Opponents vow to try to block immigration bill
Reuters | June 21, 2007
A group of Republican senators opposed to a sweeping immigration overhaul that would legalize millions of unlawful immigrants said on Thursday they were determined to torpedo the bill when the Senate resumes debate next week.
"The process has been rigged from the beginning, which we think gives us justification to use every measure possible to slow this thing down and stop it," said Sen. Jim DeMint, a South Carolina Republican, at a news conference.
DeMint and other Republican opponents argue the bill amounts to amnesty for millions of law-breakers with no guarantee that tough border security and workplace enforcement measures would go into effect. They argue the legalization program will only encourage more illegal immigration.
The immigration overhaul, put together during months of negotiations among a small group Republicans, Democrats and the White House, would be a major legislative victory for President George W. Bush in his second term. Democrats have pressed him to bring more of his Republican allies in Congress on board after the bill stalled in the face of stiff opposition.
Senate Majority Leader Harry Reid, a Nevada Democrat, decried Republican efforts to slow the legislation and said he was hopeful it would pass this time around.

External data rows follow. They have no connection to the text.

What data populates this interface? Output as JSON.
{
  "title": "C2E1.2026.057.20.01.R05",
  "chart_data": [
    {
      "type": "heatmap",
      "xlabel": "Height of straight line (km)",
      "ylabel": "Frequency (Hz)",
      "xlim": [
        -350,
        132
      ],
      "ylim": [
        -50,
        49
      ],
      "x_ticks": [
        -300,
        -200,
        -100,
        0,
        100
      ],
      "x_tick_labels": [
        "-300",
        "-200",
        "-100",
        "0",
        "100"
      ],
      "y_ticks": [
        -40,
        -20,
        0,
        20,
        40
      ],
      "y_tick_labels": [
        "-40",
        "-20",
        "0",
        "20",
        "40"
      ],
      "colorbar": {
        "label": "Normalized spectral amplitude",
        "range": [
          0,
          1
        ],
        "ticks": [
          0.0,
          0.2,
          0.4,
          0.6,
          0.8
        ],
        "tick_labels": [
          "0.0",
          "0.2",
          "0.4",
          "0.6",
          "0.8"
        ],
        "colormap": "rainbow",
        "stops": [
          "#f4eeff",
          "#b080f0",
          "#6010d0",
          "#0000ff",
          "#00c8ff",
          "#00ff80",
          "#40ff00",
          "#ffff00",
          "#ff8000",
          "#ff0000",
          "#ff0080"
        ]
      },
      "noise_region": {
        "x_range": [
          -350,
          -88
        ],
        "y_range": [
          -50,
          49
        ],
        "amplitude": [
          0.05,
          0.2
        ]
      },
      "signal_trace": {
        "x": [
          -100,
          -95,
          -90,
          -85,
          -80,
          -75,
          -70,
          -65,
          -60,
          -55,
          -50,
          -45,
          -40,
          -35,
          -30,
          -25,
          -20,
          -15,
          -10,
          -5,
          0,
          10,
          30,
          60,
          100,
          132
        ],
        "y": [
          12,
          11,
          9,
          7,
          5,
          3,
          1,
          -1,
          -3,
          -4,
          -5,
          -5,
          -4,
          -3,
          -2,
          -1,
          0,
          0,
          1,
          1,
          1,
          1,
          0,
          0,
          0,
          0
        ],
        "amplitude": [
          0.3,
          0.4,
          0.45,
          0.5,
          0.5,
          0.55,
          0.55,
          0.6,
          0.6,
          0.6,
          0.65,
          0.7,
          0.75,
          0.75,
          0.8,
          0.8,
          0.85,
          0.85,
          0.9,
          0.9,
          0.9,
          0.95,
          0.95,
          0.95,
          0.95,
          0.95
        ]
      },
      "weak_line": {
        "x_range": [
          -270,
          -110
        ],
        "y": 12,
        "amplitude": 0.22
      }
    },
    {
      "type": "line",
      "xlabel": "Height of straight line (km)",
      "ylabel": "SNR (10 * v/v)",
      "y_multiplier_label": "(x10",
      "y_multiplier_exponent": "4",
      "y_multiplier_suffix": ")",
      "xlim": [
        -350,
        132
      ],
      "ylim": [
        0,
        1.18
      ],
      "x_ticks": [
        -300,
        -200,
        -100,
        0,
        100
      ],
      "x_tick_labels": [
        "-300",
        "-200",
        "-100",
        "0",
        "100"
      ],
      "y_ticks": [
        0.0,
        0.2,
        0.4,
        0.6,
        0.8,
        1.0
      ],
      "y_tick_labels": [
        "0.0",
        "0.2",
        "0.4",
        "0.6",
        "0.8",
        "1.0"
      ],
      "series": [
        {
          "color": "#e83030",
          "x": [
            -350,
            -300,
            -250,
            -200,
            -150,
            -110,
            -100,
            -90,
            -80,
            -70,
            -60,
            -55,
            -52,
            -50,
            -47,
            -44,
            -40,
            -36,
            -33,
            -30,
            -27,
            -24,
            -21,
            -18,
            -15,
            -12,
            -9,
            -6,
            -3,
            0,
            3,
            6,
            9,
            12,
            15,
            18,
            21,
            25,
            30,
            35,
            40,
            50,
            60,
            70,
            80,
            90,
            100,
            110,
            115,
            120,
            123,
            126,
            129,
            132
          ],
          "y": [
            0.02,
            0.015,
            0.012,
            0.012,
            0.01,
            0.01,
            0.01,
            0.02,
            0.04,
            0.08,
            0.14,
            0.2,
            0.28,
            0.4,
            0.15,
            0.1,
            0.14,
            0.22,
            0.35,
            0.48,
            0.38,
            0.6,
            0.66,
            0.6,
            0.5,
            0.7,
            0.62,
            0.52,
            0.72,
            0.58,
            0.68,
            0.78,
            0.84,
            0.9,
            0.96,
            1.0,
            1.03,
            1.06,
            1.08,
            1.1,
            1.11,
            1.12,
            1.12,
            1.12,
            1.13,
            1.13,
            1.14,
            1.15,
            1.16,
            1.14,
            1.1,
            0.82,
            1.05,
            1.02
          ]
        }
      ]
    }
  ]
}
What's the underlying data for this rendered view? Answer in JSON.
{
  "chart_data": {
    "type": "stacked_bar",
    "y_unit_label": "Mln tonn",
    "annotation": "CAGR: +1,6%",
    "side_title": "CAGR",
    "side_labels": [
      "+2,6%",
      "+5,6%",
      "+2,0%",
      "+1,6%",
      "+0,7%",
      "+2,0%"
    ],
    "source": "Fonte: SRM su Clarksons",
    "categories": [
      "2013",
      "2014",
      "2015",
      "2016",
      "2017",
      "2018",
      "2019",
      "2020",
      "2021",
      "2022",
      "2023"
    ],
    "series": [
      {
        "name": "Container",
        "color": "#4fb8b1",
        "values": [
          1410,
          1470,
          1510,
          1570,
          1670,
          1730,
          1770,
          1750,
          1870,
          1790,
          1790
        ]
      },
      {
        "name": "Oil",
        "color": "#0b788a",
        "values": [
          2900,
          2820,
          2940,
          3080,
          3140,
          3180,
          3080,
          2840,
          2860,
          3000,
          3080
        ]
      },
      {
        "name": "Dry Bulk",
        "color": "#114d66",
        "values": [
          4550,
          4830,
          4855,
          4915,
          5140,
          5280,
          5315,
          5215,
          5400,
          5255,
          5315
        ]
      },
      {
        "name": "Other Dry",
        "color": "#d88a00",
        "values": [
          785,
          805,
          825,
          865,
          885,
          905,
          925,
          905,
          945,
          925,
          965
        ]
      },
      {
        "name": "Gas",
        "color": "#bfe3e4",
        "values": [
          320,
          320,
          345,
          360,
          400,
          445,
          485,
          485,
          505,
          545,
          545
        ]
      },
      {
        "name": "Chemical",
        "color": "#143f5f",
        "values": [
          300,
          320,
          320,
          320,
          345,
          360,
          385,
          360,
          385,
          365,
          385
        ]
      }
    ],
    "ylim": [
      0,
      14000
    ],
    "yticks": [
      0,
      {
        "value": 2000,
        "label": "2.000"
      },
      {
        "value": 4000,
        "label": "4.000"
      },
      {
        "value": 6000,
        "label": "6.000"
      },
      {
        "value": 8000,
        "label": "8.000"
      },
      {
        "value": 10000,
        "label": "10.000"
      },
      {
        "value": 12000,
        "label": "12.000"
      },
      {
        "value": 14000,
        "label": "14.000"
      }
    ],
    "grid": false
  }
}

A determined minority can often derail legislation in the closely divided 100-member Senate where it takes 60 votes to advance any controversial bill. But it was unclear if opponents of the immigration bill would be able to maneuver around a rarely used tactic, called a clay pigeon, Reid plans to use to push the bill to passage.
The parliamentary ploy effectively allows Senate leaders to pick amendments for consideration and shut out the opposition.
Democrats are also divided over the immigration bill. Labor unions oppose the temporary worker program saying it would create an underclass of cheap laborers. Bush, backed by his Republican party's pro-business wing, favors the temporary worker program to fill jobs they say Americans cannot or will not perform.
A survey of illegal immigrants from Latin American countries released on Thursday showed the vast majority of them would seek legal residency if the legislation passes.
The poll of 1,600 illegal immigrants conducted by New America Media, an association of ethnic news media, found about 83 percent would apply for the new "Z" visa that would allow them to work legally in the United States and eventually apply for permanent resident status.
But about 27 percent of those said that they would probably not apply if they were required to return to their home country to pick up the visa, the survey said.